Sen. Rob Portman, an Ohio Republican and one of the architects of the bipartisan package, told CNN on Sunday the decision came after pushback from the right and what he called an attempt to co-opt the issue by Democrats. Democrats, he said, were planning to use tougher IRS enforcement standards to get the money for their follow-on, $3.5 trillion reconciliation “human infrastructure” package to be pushed on a party-line basis.
“One reason it’s not part of the proposal is that we did have pushback,” Mr. Portman said. “Another reason is that we found out that the Democrats were going to put a proposal into the reconciliation package which was not just similar to the one we had, but with a lot more IRS enforcement.”
Boosting the tax collectors’ ability to narrow the “gap” between what is owed the government and what is paid was initially pitched as a way for the bipartisan package to raise more money without hiking taxes. Lawmakers argued that by investing $40 billion in cracking down on tax scofflaws, they could bring in an additional $100 billion in federal revenue over the next decade.

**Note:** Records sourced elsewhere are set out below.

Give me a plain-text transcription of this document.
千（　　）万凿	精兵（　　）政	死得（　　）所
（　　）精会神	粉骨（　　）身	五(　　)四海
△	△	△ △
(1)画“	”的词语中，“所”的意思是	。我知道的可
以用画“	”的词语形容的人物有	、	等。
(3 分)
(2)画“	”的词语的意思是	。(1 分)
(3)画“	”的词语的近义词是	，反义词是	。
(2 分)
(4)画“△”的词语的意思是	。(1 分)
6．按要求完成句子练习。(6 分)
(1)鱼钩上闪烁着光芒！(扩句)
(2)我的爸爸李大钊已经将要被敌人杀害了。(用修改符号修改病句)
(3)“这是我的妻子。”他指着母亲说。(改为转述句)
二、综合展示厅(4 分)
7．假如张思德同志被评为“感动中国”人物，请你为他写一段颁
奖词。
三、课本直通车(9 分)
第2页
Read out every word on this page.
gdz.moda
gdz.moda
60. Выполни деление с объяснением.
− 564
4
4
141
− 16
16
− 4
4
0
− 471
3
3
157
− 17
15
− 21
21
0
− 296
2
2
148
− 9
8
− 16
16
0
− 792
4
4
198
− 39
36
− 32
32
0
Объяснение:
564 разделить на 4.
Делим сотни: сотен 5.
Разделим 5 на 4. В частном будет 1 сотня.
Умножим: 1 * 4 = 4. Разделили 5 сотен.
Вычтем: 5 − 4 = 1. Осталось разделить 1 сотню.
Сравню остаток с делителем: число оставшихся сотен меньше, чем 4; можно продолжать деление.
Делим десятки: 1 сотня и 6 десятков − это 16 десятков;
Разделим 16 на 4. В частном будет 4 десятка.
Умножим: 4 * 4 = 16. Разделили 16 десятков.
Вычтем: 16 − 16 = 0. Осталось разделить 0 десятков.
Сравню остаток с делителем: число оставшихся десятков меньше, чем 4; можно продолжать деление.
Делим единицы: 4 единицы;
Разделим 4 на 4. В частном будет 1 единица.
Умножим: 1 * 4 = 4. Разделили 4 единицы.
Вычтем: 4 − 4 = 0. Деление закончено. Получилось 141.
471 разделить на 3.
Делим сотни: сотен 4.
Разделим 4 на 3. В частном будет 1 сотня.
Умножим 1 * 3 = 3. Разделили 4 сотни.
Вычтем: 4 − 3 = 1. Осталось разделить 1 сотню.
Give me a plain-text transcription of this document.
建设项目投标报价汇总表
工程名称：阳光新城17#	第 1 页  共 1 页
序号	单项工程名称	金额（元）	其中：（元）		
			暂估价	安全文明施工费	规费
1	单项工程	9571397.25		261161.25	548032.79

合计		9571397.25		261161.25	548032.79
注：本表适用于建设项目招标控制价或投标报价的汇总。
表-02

The proposal, however, quickly proved controversial. Republicans such as Sen. Ted Cruz of Texas raised the specter of the IRS hounding taxpayers or explicitly targeted conservative political groups, as conservatives have long charged happened under the Obama administration.
“Rather than giving tens of billions of dollars to the IRS to harass and persecute American taxpayers, I think we should abolish the IRS and instead adopt a simple flat tax,” Mr. Cruz said.
Apart from GOP opposition, the IRS provision also faced questions over its efficiency. Some groups and lawmakers estimated the proposal was unlikely to raise the $100 billion figure, given the loopholes in the federal tax code and extensive delay times filers receive in paying back taxes.
Overall, figuring out how to pay for the $1.2 trillion bipartisan deal, which includes more than $550 billion in new spending, is proving difficult for negotiators on the Hill.
Lawmakers, though, only have a few more days to wrap up negotiations. Senate Majority Leader Charles E. Schumer, New York Democrats, said last week he was setting a hard deadline of Wednesday for the deal to be struck.
“All parties involved in the bipartisan infrastructure bill talks must now finalize their agreement so that the Senate can begin considering that legislation,” Mr. Schumer said.